JULIO ALONSO AMPUERO
No es difícil suponer lo que hay en el corazón de una mujer prostituta. Al vender su cuerpo dilapida su dignidad. Tira a la basura algo muy sagrado. Se convierte en puro objeto de uso y consumo. Es difícil imaginar una degradación mayor. Y lo peor de todo es la sensación de que esa pérdida es irreparable, la convicción de que ya nunca podrá recobrar su dignidad de mujer, la certeza de que nadie podrá restituirle su mayor tesoro.
(Lc 7,36-50; Jn 20,11-18)
No es difícil suponer lo que hay en el corazón de una mujer prostituta. Al vender su cuerpo dilapida su dignidad. Tira a la basura algo muy sagrado. Se convierte en puro objeto de uso y consumo. Es difícil imaginar una degradación mayor. Y lo peor de todo es la sensación de que esa pérdida es irreparable, la convicción de que ya nunca podrá recobrar su dignidad de mujer, la certeza de que nadie podrá restituirle su mayor tesoro.
Tal era probablemente la situación de aquella mujer de Magdala. Había aprendido bien su oficio. Conocía todas las artes para seducir a los hombres. Pero había quedado atrapada en ellas. Era esclava de sí misma. Ahora sólo experimentaba vacío y horror; un horror insuperable respecto de sí misma y de todo lo que hacía; un asco indecible de su propio cuerpo…
Abominaba de los hombres. Cada hombre era un cliente potencial, pero también alguien que le ayudaría a hundirse más en su propio fango; alguien que al utilizarla una vez más la hacía más despreciable. Por eso los odiaba. Sin embargo, su corazón albergaba aún ese deseo incontenible de ser amada. Por eso le dio un vuelco el corazón al descubrir que aquel hombre la miraba de manera distinta. Sentía que aquella mirada la dignificaba, la elevaba.

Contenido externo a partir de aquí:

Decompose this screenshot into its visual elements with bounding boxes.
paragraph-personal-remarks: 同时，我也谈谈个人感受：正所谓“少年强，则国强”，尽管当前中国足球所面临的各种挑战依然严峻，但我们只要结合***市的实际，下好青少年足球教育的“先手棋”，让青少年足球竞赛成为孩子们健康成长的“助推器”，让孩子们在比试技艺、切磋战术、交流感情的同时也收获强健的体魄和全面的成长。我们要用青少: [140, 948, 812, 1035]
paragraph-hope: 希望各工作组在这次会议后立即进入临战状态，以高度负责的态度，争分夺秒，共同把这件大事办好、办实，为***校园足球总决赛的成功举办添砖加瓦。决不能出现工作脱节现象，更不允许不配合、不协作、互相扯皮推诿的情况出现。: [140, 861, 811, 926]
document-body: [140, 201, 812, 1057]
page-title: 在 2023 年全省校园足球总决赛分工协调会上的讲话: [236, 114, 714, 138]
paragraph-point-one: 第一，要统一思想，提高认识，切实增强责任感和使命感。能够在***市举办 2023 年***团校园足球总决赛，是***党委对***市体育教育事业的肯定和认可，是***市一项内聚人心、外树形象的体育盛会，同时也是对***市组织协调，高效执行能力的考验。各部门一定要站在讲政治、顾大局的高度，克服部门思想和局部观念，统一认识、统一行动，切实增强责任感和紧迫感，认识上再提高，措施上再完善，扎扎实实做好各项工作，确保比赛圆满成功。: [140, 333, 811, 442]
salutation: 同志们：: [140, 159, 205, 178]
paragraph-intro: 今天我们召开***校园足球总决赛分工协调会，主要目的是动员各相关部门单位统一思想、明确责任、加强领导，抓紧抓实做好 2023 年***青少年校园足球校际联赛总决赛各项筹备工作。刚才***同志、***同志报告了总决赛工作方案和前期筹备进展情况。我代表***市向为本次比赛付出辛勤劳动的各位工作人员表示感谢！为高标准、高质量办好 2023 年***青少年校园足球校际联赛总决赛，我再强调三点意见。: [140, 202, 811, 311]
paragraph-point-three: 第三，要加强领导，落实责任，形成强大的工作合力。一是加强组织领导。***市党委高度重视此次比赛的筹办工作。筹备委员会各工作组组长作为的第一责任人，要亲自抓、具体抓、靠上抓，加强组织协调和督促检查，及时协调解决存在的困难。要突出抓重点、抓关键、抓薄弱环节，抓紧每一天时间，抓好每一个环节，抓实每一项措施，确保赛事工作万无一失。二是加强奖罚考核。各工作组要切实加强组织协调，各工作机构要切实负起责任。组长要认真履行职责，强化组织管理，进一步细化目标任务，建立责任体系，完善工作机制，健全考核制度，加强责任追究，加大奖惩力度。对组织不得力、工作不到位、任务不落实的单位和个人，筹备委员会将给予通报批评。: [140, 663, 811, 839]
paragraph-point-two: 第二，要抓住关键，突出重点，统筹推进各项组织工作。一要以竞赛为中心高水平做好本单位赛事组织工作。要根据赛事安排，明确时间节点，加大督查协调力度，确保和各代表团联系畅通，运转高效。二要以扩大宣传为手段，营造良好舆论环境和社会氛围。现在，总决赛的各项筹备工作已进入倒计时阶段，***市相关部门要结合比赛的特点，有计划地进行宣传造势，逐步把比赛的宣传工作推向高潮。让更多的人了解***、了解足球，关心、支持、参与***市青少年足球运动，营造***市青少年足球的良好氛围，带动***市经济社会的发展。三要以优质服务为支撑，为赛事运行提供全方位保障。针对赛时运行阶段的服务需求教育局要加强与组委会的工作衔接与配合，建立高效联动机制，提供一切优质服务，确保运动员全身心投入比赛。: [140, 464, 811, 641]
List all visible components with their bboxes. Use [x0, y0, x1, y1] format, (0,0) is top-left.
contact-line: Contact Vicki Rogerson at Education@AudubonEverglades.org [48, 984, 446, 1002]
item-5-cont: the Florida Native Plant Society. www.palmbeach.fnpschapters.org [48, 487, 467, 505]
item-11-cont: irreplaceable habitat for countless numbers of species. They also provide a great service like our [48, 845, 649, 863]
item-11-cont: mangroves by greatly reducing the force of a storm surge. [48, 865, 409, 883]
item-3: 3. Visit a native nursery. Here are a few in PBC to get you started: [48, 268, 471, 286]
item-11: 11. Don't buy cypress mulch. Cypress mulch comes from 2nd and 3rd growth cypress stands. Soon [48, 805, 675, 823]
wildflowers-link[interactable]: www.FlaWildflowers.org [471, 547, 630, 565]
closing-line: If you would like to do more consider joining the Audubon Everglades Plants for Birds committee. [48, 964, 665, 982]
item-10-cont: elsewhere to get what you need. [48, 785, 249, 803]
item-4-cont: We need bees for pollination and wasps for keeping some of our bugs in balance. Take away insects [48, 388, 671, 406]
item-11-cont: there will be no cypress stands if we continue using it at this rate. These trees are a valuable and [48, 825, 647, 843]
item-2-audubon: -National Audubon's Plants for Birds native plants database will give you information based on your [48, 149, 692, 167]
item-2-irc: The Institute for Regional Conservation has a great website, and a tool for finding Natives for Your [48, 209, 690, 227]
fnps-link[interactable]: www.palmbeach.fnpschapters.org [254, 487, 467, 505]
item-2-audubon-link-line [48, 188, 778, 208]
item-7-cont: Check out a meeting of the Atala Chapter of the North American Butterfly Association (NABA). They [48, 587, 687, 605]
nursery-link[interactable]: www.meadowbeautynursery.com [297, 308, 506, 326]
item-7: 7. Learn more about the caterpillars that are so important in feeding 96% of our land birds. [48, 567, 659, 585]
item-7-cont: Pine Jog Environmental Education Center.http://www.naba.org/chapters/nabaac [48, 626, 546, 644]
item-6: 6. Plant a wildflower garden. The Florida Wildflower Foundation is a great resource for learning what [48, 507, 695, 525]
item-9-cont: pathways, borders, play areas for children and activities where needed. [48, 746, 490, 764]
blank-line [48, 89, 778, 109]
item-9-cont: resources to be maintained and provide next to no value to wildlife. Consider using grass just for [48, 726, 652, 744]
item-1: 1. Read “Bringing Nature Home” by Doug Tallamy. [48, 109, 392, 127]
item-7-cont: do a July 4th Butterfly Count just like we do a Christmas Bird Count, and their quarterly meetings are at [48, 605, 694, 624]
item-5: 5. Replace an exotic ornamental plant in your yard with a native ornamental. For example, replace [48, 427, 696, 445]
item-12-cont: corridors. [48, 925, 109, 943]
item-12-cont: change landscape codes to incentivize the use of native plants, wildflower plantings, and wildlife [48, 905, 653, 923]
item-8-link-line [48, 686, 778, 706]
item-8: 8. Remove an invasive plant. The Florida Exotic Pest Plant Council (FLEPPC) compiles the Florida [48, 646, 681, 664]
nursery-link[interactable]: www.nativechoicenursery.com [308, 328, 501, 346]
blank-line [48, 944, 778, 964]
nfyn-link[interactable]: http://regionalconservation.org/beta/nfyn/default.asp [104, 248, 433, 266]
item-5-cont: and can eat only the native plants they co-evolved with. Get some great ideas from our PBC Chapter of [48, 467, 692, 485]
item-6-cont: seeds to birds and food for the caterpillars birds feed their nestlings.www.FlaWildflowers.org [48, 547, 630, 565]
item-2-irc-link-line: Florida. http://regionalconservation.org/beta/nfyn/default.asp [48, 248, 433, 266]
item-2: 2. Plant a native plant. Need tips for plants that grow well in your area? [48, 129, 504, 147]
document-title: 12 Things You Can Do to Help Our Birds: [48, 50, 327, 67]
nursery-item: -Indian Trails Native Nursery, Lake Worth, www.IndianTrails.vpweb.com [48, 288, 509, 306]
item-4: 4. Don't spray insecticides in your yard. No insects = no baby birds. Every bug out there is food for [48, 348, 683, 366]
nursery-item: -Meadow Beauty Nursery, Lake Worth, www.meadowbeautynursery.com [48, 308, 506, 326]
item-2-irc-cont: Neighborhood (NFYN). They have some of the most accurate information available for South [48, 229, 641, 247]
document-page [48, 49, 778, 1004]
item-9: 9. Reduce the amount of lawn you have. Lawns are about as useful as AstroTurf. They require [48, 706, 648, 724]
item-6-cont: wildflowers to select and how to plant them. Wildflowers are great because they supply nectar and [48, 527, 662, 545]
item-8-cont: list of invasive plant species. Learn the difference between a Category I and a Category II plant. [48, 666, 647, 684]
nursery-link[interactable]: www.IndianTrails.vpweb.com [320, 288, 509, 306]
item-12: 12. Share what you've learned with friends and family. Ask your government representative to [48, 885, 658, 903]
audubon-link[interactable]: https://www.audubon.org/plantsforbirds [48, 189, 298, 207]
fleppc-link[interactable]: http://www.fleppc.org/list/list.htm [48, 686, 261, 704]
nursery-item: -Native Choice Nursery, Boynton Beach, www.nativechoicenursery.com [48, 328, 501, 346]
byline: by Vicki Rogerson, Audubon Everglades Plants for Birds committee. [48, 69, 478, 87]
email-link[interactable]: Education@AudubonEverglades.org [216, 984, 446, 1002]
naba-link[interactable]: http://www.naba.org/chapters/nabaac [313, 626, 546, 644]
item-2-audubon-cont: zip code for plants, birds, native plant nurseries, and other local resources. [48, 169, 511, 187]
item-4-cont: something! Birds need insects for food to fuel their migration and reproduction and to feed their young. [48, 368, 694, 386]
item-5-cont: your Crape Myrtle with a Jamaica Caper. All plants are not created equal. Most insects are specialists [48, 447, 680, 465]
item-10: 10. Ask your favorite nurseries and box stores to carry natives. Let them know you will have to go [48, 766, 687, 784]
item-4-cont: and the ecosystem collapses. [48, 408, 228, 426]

No le costó averiguar dónde se hospedaba el rabí de Nazaret. Y corrió hacia allí. No acababa de entender lo que pasaba en su interior. Sentimientos contradictorios de alegría y dolor bullían en ella con fuerza. Un gozo nuevo inundaba su ser: la alegría de sentirse amada por sí misma. Pero también la anegaba un dolor inmenso: el haber pisoteado el amor. Las lágrimas fluían de sus ojos y experimentaba con gratitud que este llanto la regeneraba. Sí, las lágrimas parecían lavarla y convertirla en una mujer nueva. Era bautizada en sus lágrimas. Y en lo profundo de su corazón emergía la paz; una paz nueva, desconocida…
Por eso no le sorprendió cuando el Maestro le dijo: «Tu fe te ha salvado. Vete en paz». Era justamente eso lo que estaba experimentando: salvación y paz, mucha paz. De ella habían salido siete demonios. El amor gratuito e incondicional del rabí de Nazaret la había liberado para siempre. A partir de ese día María conoció el amor. Experimentó la dicha de ser amada y de amar. Su corazón quedó adherido indefectiblemente al Maestro y le seguía por los pueblos y ciudades de Galilea. Y le acompañó hasta el Calvario…
Había conocido al Esposo. Un canto de júbilo brotaba de las raíces más profundas de su ser: «Mi Amado es para mí y yo soy para mi Amado». Sentía el corazón henchido. Jamás había soñado que fuera posible tanta dicha. Su ser regenerado exultó al reconocer al Resucitado: «¡María!» «¡Maestro!» La llamaba por su nombre y la desposaba para siempre. Sellaba su corazón con un compromiso definitivo. Como la esposa del Cantar, había encontrado por fin al Amado y no le soltaría jamás.